Photo: TROUT UNLIMITED, Plaintiff, v. U.S. ENVIRONMENTAL PROTECTION AGENCY | Click to enlarge
The Obama administration proposed water pollution limits for the massive planned gold, copper, and molybdenum mine in 2014, but never finalized them.
The Environmental Protection Agency has said it withdrew those proposed limits because they constituted an unfair veto of the planned mine. The restrictions were based on outdated assumptions about the mine’s design, the EPA said.
The lower Nushagak river between Portahe Creek and Ekwok (Photo: Michael Wedmer/TROUT UNLIMITED, Plaintiff, v. U.S. ENVIRONMENTAL PROTECTION AGENCY)
But the complaint alleges that no new information has surfaced to support withdrawing the proposed limitations, and that the EPA hasn’t laid out a “rational connection between the facts found and the decision made.”
The EPA also hasn’t explained its decision to reverse a surprise January 2018 decision to keep the proposed limitations in place, according to the complaint.

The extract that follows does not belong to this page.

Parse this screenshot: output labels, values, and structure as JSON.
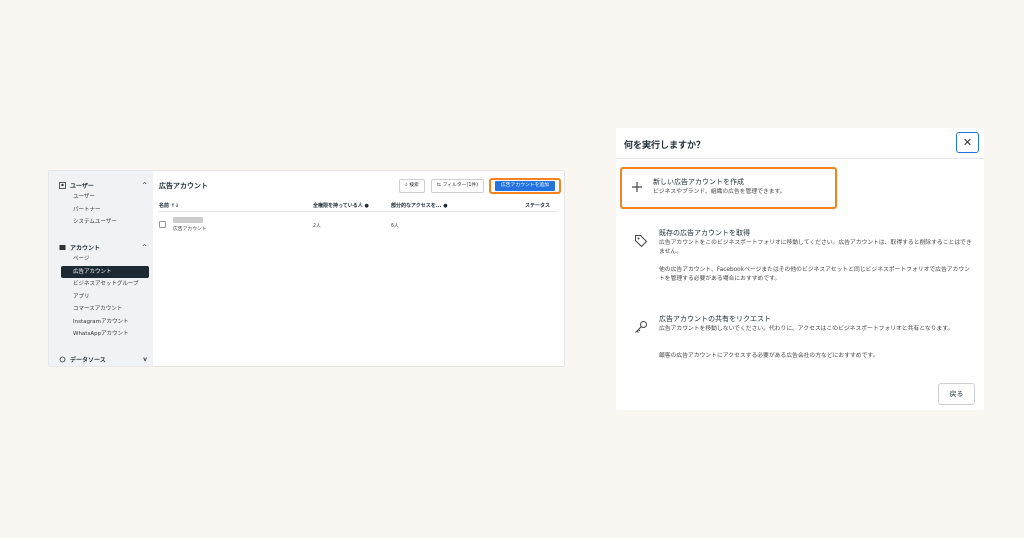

Lindsay Layland, deputy director of litigant United Tribes of Bristol Bay, said in a statement that “a corrupt political landscape and a few backroom deals have resulted in the illegal withdrawal of peer-reviewed, science-based environmental protections for the world’s most pristine ecosystem and wild salmon habitat.”
The proposed mine is located in an area that drains into Bristol Bay, home to the world’s most productive wild salmon fishery.

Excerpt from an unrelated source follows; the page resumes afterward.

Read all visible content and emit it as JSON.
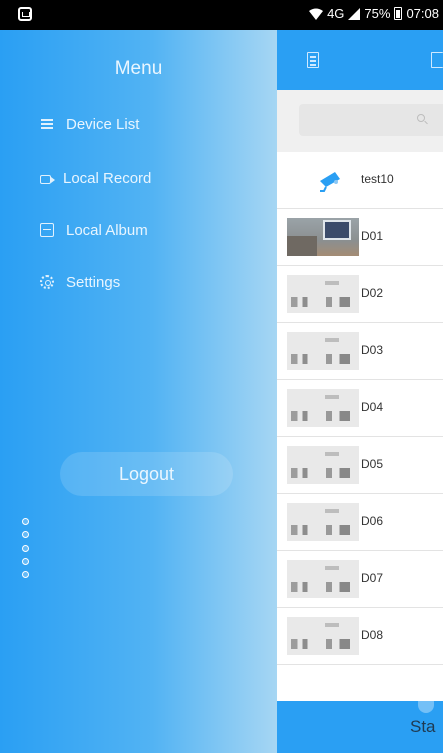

“The EPA’s proposed determination to enact 404(c) Clean Water Act protections is an important tool for safeguarding the world’s most productive salmon habitat, and we cannot allow it to be cast aside without due process,” said Andy Wink, executive director of the Bristol Bay Regional Seafood Development Association, also a party to the litigation.
Pebble says the mine will be done in an environmentally safe way that won’t harm the fishery and will also create jobs in Alaska.
Other litigants include the Bristol Bay Economic Development Corp.; Bristol Bay Native Association Inc.; and the fishermen-owned Bristol Bay Reserve Association.
The Senate Appropriations Subcommittee on Interior, Environment, and Related Agencies said in a separate report on appropriations legislation on Sept. 26 that the Army Corps of Engineers’ permitting process for Pebble Mine lacks important information, and thus “likely underestimates its potential risks and impacts.”